Vol.5 What MIT rats tell us about addiction
Have you ever felt:
“I don’t even know why I’m drinking. The craving just hits from nowhere.”
Or:
“There must be something wrong with me. It’s like I’m not even thinking—I just pour the drink.”
If you’re nodding, you’re not alone.
But what if I told you that nothing is wrong with you?
That the craving that hits out of nowhere—and the autopilot feeling of pouring a drink—are actually your brain working exactly the way it’s supposed to?
Let me tell you a quick story about some MIT rats.
In the 1990s, researchers were studying how habits form.
They placed rats in a maze with chocolate at the end and monitored their brain activity.
Each time the maze door opened, it made a loud click—this became the cue.

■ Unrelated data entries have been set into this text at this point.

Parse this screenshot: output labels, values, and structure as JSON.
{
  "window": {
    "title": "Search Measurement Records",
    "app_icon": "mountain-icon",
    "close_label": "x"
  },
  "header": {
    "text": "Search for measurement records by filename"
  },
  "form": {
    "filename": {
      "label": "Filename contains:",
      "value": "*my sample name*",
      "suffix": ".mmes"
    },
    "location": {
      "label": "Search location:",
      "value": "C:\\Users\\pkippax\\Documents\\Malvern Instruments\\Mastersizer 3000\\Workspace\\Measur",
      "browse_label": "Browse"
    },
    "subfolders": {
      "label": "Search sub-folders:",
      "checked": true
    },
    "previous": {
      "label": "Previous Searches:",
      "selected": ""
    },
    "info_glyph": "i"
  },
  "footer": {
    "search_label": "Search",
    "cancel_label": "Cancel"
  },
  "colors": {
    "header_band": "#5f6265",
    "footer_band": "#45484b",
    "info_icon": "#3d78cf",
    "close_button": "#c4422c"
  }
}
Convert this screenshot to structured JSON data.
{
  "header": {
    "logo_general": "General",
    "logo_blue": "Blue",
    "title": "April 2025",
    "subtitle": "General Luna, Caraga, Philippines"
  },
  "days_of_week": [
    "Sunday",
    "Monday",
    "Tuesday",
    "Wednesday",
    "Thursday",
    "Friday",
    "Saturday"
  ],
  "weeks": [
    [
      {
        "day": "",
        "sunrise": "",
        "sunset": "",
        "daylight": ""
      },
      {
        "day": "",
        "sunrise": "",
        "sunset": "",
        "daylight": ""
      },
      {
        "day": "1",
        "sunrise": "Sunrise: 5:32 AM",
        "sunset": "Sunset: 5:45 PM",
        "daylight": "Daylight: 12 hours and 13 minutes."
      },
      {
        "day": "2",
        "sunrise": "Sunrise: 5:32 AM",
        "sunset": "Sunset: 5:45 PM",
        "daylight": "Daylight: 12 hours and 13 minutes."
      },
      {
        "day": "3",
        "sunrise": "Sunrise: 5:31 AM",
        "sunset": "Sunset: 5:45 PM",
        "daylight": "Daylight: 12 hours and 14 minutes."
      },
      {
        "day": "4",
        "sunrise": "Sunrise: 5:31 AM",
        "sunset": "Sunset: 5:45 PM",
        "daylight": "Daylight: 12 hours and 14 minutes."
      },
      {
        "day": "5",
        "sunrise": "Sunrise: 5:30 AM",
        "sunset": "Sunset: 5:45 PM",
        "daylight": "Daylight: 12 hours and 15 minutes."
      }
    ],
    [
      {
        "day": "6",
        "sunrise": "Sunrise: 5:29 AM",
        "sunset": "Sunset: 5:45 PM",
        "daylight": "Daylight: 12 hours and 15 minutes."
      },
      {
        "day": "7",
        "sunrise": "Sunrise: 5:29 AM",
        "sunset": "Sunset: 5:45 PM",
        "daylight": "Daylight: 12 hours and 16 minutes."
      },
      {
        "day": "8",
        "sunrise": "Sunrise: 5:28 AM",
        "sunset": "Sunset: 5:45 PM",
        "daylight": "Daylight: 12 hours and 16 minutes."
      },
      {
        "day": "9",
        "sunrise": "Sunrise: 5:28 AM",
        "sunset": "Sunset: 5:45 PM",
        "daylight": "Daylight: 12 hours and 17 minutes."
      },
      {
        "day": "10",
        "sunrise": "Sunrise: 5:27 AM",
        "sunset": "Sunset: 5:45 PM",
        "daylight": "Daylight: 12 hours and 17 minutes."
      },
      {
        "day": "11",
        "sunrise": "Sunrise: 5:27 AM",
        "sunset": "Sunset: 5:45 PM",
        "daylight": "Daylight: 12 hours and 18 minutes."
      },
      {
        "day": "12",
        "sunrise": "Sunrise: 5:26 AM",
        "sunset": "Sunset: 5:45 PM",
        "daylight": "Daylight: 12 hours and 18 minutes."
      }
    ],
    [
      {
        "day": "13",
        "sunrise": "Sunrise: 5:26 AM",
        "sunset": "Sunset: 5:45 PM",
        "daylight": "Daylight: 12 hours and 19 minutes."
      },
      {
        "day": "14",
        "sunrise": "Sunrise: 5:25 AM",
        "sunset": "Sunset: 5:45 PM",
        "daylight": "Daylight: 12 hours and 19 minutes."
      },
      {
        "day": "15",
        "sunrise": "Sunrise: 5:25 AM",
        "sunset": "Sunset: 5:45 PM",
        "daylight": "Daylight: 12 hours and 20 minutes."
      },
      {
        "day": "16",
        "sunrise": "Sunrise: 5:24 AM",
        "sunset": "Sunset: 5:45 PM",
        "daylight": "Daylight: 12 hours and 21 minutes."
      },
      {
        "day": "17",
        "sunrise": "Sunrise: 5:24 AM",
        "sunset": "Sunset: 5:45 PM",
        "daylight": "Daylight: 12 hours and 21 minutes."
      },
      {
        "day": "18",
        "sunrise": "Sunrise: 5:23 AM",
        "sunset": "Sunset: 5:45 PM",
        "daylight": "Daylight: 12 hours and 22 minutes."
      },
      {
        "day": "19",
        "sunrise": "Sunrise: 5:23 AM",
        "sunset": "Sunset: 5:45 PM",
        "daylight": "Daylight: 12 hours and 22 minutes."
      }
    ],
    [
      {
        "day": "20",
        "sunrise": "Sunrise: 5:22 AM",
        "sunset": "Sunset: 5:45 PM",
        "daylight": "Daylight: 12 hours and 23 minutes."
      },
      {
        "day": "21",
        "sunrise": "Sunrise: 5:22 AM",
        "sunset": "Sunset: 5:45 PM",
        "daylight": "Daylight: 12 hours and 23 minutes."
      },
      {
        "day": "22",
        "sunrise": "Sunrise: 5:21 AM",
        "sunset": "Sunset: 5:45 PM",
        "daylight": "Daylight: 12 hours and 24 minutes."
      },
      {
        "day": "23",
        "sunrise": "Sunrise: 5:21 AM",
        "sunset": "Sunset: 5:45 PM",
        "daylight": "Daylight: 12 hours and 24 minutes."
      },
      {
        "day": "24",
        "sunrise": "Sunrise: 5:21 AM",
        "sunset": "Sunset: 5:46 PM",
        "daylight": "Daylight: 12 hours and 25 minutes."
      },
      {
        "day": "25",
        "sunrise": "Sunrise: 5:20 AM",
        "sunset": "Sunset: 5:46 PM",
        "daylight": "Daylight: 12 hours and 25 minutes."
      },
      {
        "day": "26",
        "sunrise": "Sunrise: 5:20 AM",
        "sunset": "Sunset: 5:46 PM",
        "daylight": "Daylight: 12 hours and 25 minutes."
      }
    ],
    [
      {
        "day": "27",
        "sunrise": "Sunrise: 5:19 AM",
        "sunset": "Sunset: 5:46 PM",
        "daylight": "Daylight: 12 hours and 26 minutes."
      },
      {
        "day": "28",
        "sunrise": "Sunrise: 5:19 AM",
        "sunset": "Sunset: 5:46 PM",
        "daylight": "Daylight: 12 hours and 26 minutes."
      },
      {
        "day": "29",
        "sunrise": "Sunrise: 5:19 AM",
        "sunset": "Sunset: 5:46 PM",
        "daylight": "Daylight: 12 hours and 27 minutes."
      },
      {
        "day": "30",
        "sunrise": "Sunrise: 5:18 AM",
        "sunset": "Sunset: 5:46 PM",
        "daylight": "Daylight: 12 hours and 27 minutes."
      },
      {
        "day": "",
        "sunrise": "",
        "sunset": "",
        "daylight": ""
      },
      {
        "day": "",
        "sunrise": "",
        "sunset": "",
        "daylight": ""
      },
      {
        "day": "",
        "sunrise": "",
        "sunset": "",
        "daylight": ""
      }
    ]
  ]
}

At first, the rats were clueless—sniffing, scratching, wandering. Their brains lit up with effort.
But after a few hundred runs, something changed.
The rats heard the click… and zipped straight to the chocolate.
The interesting part?
As the rats got better, their brains got quieter.
Less activity. Less thinking. More automatic.
A sequence had formed in the rats’ brains:
Hear the click → run the maze → get the chocolate.
That’s a habit loop.
And our brains do the exact same thing.
They create shortcuts to save energy.
So when you find yourself pouring a drink without thinking, it’s not because your brain is defective. It’s because your brain has learned an automatic loop that’s now running in the background.
Sounds inconvenient? Actually, it’s the opposite.
Without this habit-forming mechanism, life would be exhausting.
Imagine getting into your car and having to figure out—every single time—where the key goes.
Or approaching a door and stopping to ask: Wait… how does this handle work again?
The good news?
Once you understand how the loop works, you can decode it—and start to redesign it.